John Hibbert, OCR's Subject Advisor for Media and Film Studies, shares his lifelong passion for the topic and an obsession with a certain retro television series.
I began teaching in 2006 and in my first year I taught the predecessor to the legacy OCR A Level and GCSE Media Studies, and the first incarnation of the Level 2 Cambridge National in Media.
During my time in teaching, I taught a wide range of Media qualifications at GCSE, A Level, and a number of vocational level 2 and 3 qualifications. In addition, from 2013 I offered A Level Film Studies as an extracurricular class, which I found especially rewarding.
Supporting students in being able to analyse the role of popular culture in society and in the production of creative work is one of the most fulfilling aspects of teaching these subjects. I am keenly aware that the demands of the new specifications will bring challenges for both teachers and students. That’s why I am determined to do everything I can to support teachers in their delivery of these qualifications. I want to ensure students can achieve and enjoy in Media and Film Studies.
“I am incredibly passionate about Media and Film Studies. So passionate in fact that I spent seven years in higher education studying it”
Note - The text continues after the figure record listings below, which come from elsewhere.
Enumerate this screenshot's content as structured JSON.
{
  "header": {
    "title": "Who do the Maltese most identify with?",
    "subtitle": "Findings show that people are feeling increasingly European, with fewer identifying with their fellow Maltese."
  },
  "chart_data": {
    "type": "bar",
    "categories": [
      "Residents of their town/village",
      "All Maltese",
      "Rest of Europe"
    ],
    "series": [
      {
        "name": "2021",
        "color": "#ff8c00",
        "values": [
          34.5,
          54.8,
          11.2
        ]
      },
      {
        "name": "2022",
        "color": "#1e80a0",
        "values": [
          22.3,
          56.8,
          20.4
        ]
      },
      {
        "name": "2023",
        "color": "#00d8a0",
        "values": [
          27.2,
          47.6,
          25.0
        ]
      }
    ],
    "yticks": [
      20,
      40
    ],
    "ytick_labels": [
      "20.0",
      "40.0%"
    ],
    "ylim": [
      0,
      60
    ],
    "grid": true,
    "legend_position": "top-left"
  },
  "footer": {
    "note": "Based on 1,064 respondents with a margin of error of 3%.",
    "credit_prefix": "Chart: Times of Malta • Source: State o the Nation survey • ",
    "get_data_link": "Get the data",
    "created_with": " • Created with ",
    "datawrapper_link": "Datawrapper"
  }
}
After completing my degree in Film and Literature at the University of Warwick, I did an MA in Film Studies at UEA, and then a PhD at Warwick focusing on issues of genre and identity in contemporary cinema. Perhaps as a result I find media theory more exciting than most people.
I always found the collaborative nature of the community of media teachers so helpful, and resources generously shared by my colleagues online saved me many hours of planning and worry over the years. I was always very keen to reciprocate, and shared my teaching resources online through various outlets (listed below). I am very much looking forward to continuing to contribute to this community in a different role as Subject Advisor at OCR.
As a Stranger Things obsessive I thoroughly enjoyed teaching it for the Long Form TV Drama topic. I am possibly one more binge-watch away from writing Stranger Things fan fiction whilst wearing a Hawkins AV Club t-shirt (which at least would have allowed me to illustrate Jenkins’ theories of fandom), and the students were almost as enthusiastic as I was.
Pairing Stranger Things with Deutschland 83 worked really well in my previous teaching experience, not least because both media texts are set in 1983 but represent that time period in very different ways. After some initial confusion as to which was East and West Germany, students found the text accessible, which Hesmondhalgh would probably say was due to its repetition of established spy thriller conventions. Currently I’m looking at our CPD provision for next year, and am aiming to ensure we have a comprehensive programme of support for all elements of the Media and Film qualifications through both face-to-face sessions and webinars.
I particularly enjoyed meeting teachers at the BFI Media Conference, where I delivered a Specification Support Workshop for A Level Media and Film. It was also brilliant to see Cambridge Assessment's support for the Cambridge Family Film Festival this year, which aims to ignite a passion for film in young children (a couple pictured right after seeing a sponsored screening of My Neighbour Totoro).